出血量が少なかったわけではないのだが、制御しきれないことによる余分な消耗が大きく占めているのだと海翔は感じていた。
「ごめん、磯貝さん。ちょっと、頼まれてくれないか。あそこのドラッグストアで……」
海翔が財布を取り出そうとすると七海はそれを手で制した。
「ううん、今度はわたしが出すよ。さっきも出してもらったし」
そう断って七海は近くのビルのテナントのドラッグストアに駆け込んでいった。
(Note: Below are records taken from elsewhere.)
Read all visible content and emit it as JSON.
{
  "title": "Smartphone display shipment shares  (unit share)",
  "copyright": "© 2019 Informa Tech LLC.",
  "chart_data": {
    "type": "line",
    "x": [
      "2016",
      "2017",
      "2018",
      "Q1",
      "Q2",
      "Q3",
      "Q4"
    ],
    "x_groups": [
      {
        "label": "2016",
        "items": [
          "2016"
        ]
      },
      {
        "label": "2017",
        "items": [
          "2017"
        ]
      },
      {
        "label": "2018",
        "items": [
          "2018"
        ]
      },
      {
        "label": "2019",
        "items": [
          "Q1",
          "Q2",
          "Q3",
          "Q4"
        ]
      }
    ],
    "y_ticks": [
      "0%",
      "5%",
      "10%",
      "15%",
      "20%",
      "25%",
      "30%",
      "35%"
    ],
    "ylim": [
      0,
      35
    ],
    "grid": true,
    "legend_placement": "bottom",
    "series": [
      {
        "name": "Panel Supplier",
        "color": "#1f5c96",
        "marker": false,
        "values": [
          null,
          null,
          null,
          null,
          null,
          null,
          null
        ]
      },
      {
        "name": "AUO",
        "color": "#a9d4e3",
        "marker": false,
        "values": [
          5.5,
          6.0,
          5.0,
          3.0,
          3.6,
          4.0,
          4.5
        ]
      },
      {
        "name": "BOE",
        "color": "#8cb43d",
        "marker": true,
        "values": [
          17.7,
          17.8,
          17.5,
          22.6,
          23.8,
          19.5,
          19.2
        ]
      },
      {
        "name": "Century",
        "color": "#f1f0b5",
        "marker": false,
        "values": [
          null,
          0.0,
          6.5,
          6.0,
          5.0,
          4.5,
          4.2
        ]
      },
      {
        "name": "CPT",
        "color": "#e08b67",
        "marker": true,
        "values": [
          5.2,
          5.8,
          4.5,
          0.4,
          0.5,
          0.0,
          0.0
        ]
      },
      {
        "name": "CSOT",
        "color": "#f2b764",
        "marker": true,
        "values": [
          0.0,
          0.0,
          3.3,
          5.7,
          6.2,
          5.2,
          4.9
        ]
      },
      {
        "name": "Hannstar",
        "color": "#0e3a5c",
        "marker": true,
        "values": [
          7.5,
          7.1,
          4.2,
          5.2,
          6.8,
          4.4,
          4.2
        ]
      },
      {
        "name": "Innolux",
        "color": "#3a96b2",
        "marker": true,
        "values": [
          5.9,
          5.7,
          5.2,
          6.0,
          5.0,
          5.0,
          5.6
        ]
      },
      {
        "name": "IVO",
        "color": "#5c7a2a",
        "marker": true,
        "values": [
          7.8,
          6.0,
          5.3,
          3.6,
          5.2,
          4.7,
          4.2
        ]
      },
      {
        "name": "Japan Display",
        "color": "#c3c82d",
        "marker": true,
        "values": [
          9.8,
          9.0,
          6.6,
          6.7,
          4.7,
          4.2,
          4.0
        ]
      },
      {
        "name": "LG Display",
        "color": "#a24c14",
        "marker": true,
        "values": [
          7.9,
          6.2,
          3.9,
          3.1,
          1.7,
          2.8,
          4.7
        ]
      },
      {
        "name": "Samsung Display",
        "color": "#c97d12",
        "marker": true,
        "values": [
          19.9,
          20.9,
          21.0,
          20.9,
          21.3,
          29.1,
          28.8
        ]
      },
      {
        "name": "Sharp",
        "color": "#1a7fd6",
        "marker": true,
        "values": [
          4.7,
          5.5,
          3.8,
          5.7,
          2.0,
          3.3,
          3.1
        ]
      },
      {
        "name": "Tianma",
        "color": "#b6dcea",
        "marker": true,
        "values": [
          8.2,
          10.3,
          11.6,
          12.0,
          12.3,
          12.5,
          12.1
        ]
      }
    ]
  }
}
あそこは海翔が二人の基へ向かう前にガムテープ以外の応急処置のための道具を買った店でもある。
「情けない……」
カロリー優先でハンバーガーを頬張ったのは自分だけ選り好みしているのを見せたくなかったからだが、手間をかかせるのなら最初っから買っておけばよかったとまた申し訳なさそうに俯く少年を見て思った。
「そうそう、聞きたいことがある」
「う……?」
七海に買い物を頼んだのは人払いでもある。少年に聞きたいことがある、七海に聞かれるのは不味いわけではない。だが、この手の質問は配慮は必要だ。
「トンネルに居た時の事だけど……君、ウォーマ――あの怪物の存在に気づいてた?」
疑問とは海翔がウォーマを感知するのと同時に少年が怯える様子を見せた時の事。そして少年は思い当たる節がるのかギョッとして、手を固く握りながら首を縦に振って肯定した。